Another item of great concern to retailers is the variation in finishing. Technically speaking this variation should be "zero point zero," but that is not practical. Wood furniture is a natural product with normal variations that occur in nature. That is what, to some extent, makes a wood furniture piece special and one of a kind. Nevertheless a customer who, for example, buys extra chairs for her dining room set one year after she has bought the original set should be able to reasonably expect that the color of these chairs match her previous purchase, or at least not fluctuate wildly. Using our production methods we come about as close as any one can. Similarly, the finishing on complementary products, such as rattan, should match the finishing of a teak wood product so that the customer can mix and match these items in the interior design of her home. While these accomplishments appear minor, we strive to attain such "small" achievements. This is what sets us apart.
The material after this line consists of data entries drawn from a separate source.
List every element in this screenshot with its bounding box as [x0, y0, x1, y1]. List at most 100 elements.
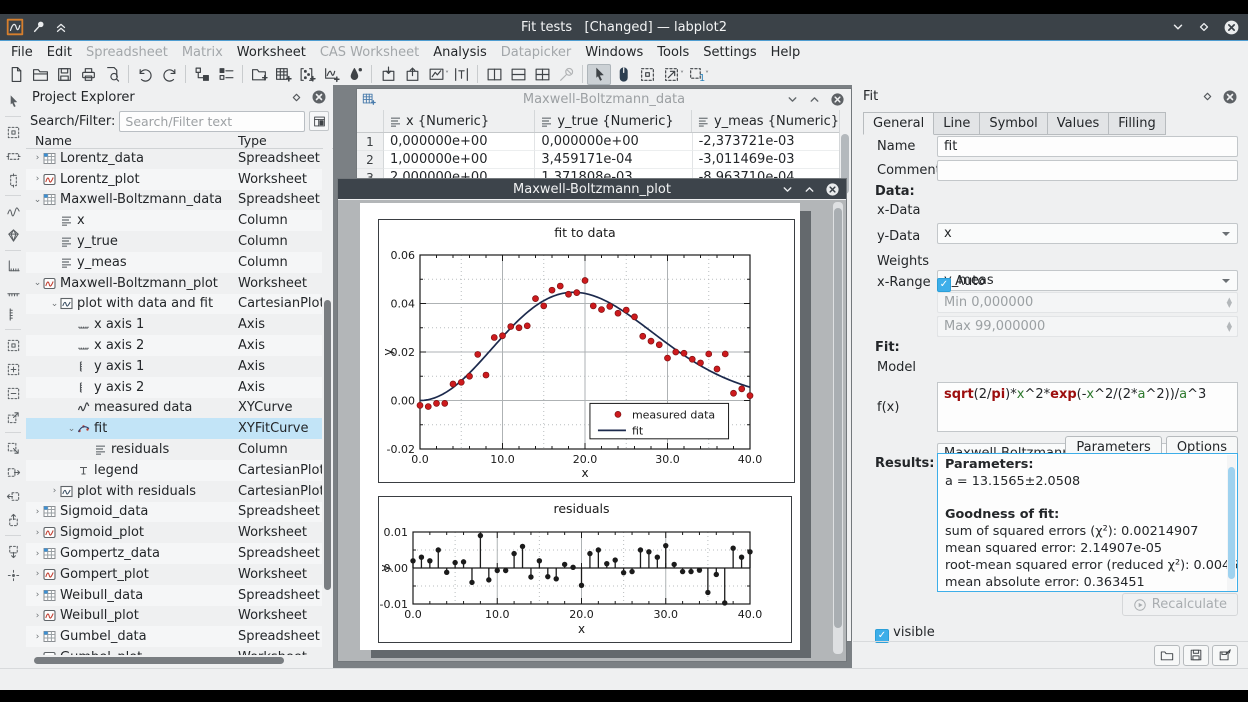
tree-expander-icon[interactable]: ⌄ — [66, 424, 77, 434]
tree-row-fit[interactable]: ⌄fitXYFitCurve — [26, 418, 322, 439]
menu-analysis[interactable]: Analysis — [426, 43, 494, 62]
pan-down-tool-button[interactable] — [2, 540, 24, 562]
spreadsheet-column-header[interactable]: y_true {Numeric} — [535, 110, 692, 132]
search-filter-input[interactable] — [119, 111, 305, 132]
tree-expander-icon[interactable]: › — [32, 611, 43, 621]
spreadsheet-row[interactable]: 21,000000e+003,459171e-04-3,011469e-03 — [357, 151, 840, 169]
export-button[interactable] — [400, 64, 424, 85]
menu-windows[interactable]: Windows — [578, 43, 650, 62]
pan-up-tool-button[interactable] — [2, 509, 24, 531]
menu-help[interactable]: Help — [764, 43, 808, 62]
worksheet-vertical-scrollbar[interactable] — [833, 202, 843, 654]
close-icon[interactable] — [1223, 19, 1240, 36]
print-button[interactable] — [76, 64, 100, 85]
float-panel-icon[interactable] — [1201, 90, 1214, 103]
tree-expander-icon[interactable]: › — [32, 528, 43, 538]
tree-row-lorentz-plot[interactable]: ›Lorentz_plotWorksheet — [26, 169, 322, 190]
new-worksheet-button[interactable] — [319, 64, 343, 85]
tab-filling[interactable]: Filling — [1109, 112, 1165, 135]
tree-row-measured-data[interactable]: measured dataXYCurve — [26, 398, 322, 419]
tree-row-residuals[interactable]: residualsColumn — [26, 439, 322, 460]
spreadsheet-cell[interactable]: 0,000000e+00 — [384, 133, 535, 151]
name-input[interactable] — [937, 136, 1238, 157]
spreadsheet-cell[interactable]: -2,373721e-03 — [693, 133, 840, 151]
crop-x-tool-button[interactable] — [2, 145, 24, 167]
pan-left-tool-button[interactable] — [2, 485, 24, 507]
spreadsheet-cell[interactable]: 3,459171e-04 — [535, 151, 692, 169]
explorer-horizontal-scrollbar[interactable] — [28, 656, 320, 665]
spreadsheet-window-titlebar[interactable]: Maxwell-Boltzmann_data — [357, 89, 851, 109]
column-header-type[interactable]: Type — [238, 133, 267, 148]
tree-expander-icon[interactable]: › — [32, 590, 43, 600]
pan-ne-tool-button[interactable] — [2, 406, 24, 428]
worksheet-view[interactable]: fit to data0.010.020.030.040.0-0.020.000… — [338, 200, 846, 661]
gem-tool-button[interactable] — [2, 224, 24, 246]
curve-zigzag-tool-button[interactable] — [2, 200, 24, 222]
nudge-tool-button[interactable] — [2, 564, 24, 586]
tab-values[interactable]: Values — [1048, 112, 1109, 135]
toggle-project-explorer-button[interactable] — [190, 64, 214, 85]
new-folder-button[interactable] — [247, 64, 271, 85]
spreadsheet-cell[interactable]: 1,000000e+00 — [384, 151, 535, 169]
maximize-window-icon[interactable] — [803, 183, 816, 196]
zoom-select-tool-button[interactable] — [2, 121, 24, 143]
save-project-button[interactable] — [52, 64, 76, 85]
import-button[interactable] — [376, 64, 400, 85]
axis-left-tool-button[interactable] — [2, 303, 24, 325]
tree-expander-icon[interactable]: › — [32, 153, 43, 163]
tree-expander-icon[interactable]: › — [49, 486, 60, 496]
tree-row-weibull-data[interactable]: ›Weibull_dataSpreadsheet — [26, 585, 322, 606]
toggle-properties-explorer-button[interactable] — [214, 64, 238, 85]
tree-expander-icon[interactable]: › — [32, 507, 43, 517]
close-panel-icon[interactable] — [1222, 89, 1238, 105]
tree-row-plot-with-data-and-fit[interactable]: ⌄plot with data and fitCartesianPlot — [26, 294, 322, 315]
split-vertical-button[interactable] — [482, 64, 506, 85]
tree-row-y-meas[interactable]: y_measColumn — [26, 252, 322, 273]
min-spinbox[interactable]: Min 0,000000 ▲▼ — [937, 292, 1238, 313]
tree-row-x-axis-1[interactable]: x axis 1Axis — [26, 314, 322, 335]
minimize-window-icon[interactable] — [781, 183, 794, 196]
presenter-mode-dropdown-icon[interactable]: ˅ — [705, 70, 709, 79]
auto-checkbox[interactable]: ✓ Auto — [937, 274, 985, 292]
tree-expander-icon[interactable]: › — [32, 653, 43, 655]
fit-to-data-plot[interactable]: fit to data0.010.020.030.040.0-0.020.000… — [378, 219, 795, 483]
results-scrollbar[interactable] — [1227, 455, 1236, 592]
tree-row-weibull-plot[interactable]: ›Weibull_plotWorksheet — [26, 606, 322, 627]
float-panel-icon[interactable] — [290, 91, 303, 104]
explorer-vertical-scrollbar[interactable] — [323, 148, 332, 655]
spreadsheet-cell[interactable]: -3,011469e-03 — [693, 151, 840, 169]
minimize-window-icon[interactable] — [786, 93, 799, 106]
pan-se-tool-button[interactable] — [2, 437, 24, 459]
tree-row-sigmoid-plot[interactable]: ›Sigmoid_plotWorksheet — [26, 522, 322, 543]
spreadsheet-column-header[interactable]: y_meas {Numeric} — [692, 110, 840, 132]
maximize-window-icon[interactable] — [808, 93, 821, 106]
cursor-arrow-tool-button[interactable] — [2, 90, 24, 112]
tree-row-maxwell-boltzmann-plot[interactable]: ⌄Maxwell-Boltzmann_plotWorksheet — [26, 273, 322, 294]
zoom-select-tool-button[interactable] — [2, 334, 24, 356]
tree-row-lorentz-data[interactable]: ›Lorentz_dataSpreadsheet — [26, 148, 322, 169]
new-matrix-button[interactable] — [295, 64, 319, 85]
max-spinbox[interactable]: Max 99,000000 ▲▼ — [937, 316, 1238, 337]
axis-bottom-tool-button[interactable] — [2, 279, 24, 301]
menu-tools[interactable]: Tools — [650, 43, 696, 62]
results-box[interactable]: Parameters:a = 13.1565±2.0508 Goodness o… — [937, 453, 1238, 592]
column-header-name[interactable]: Name — [26, 133, 238, 148]
restore-icon[interactable] — [1197, 20, 1211, 34]
save-template-button[interactable] — [1183, 645, 1209, 666]
tab-line[interactable]: Line — [934, 112, 980, 135]
tree-expander-icon[interactable]: › — [32, 632, 43, 642]
tree-row-legend[interactable]: legendCartesianPlotL — [26, 460, 322, 481]
tree-row-sigmoid-data[interactable]: ›Sigmoid_dataSpreadsheet — [26, 502, 322, 523]
tab-symbol[interactable]: Symbol — [980, 112, 1047, 135]
tree-row-plot-with-residuals[interactable]: ›plot with residualsCartesianPlot — [26, 481, 322, 502]
print-preview-button[interactable] — [100, 64, 124, 85]
tree-expander-icon[interactable]: ⌄ — [32, 195, 43, 205]
recalculate-button[interactable]: Recalculate — [1122, 593, 1238, 616]
open-project-button[interactable] — [28, 64, 52, 85]
zoom-out-box-tool-button[interactable] — [2, 382, 24, 404]
tree-row-maxwell-boltzmann-data[interactable]: ⌄Maxwell-Boltzmann_dataSpreadsheet — [26, 190, 322, 211]
tree-row-y-true[interactable]: y_trueColumn — [26, 231, 322, 252]
residuals-plot[interactable]: residuals0.010.020.030.040.0-0.010.000.0… — [378, 496, 792, 643]
tree-expander-icon[interactable]: › — [32, 569, 43, 579]
undo-button[interactable] — [133, 64, 157, 85]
Each piece is given a final inspection prior to shipment. Our dealers again inspect the furniture when it arrives on their premises. We take great care to ensure that our part in the final delivery to our customer is smooth and uneventful. As we remind all our associates, every piece we manufacture is intended to be an heirloom that will be handed down through several generations.

In the picture above, Quality Control staff members from the various Inpro factories meet once a week to discuss quality control issues. This is also the time when the department manager provides his staff with updated production and quality standards.
 
Customer comments are an important factor in our overall quality control program and the comments that we receive from them are shared with the staff at these meetings.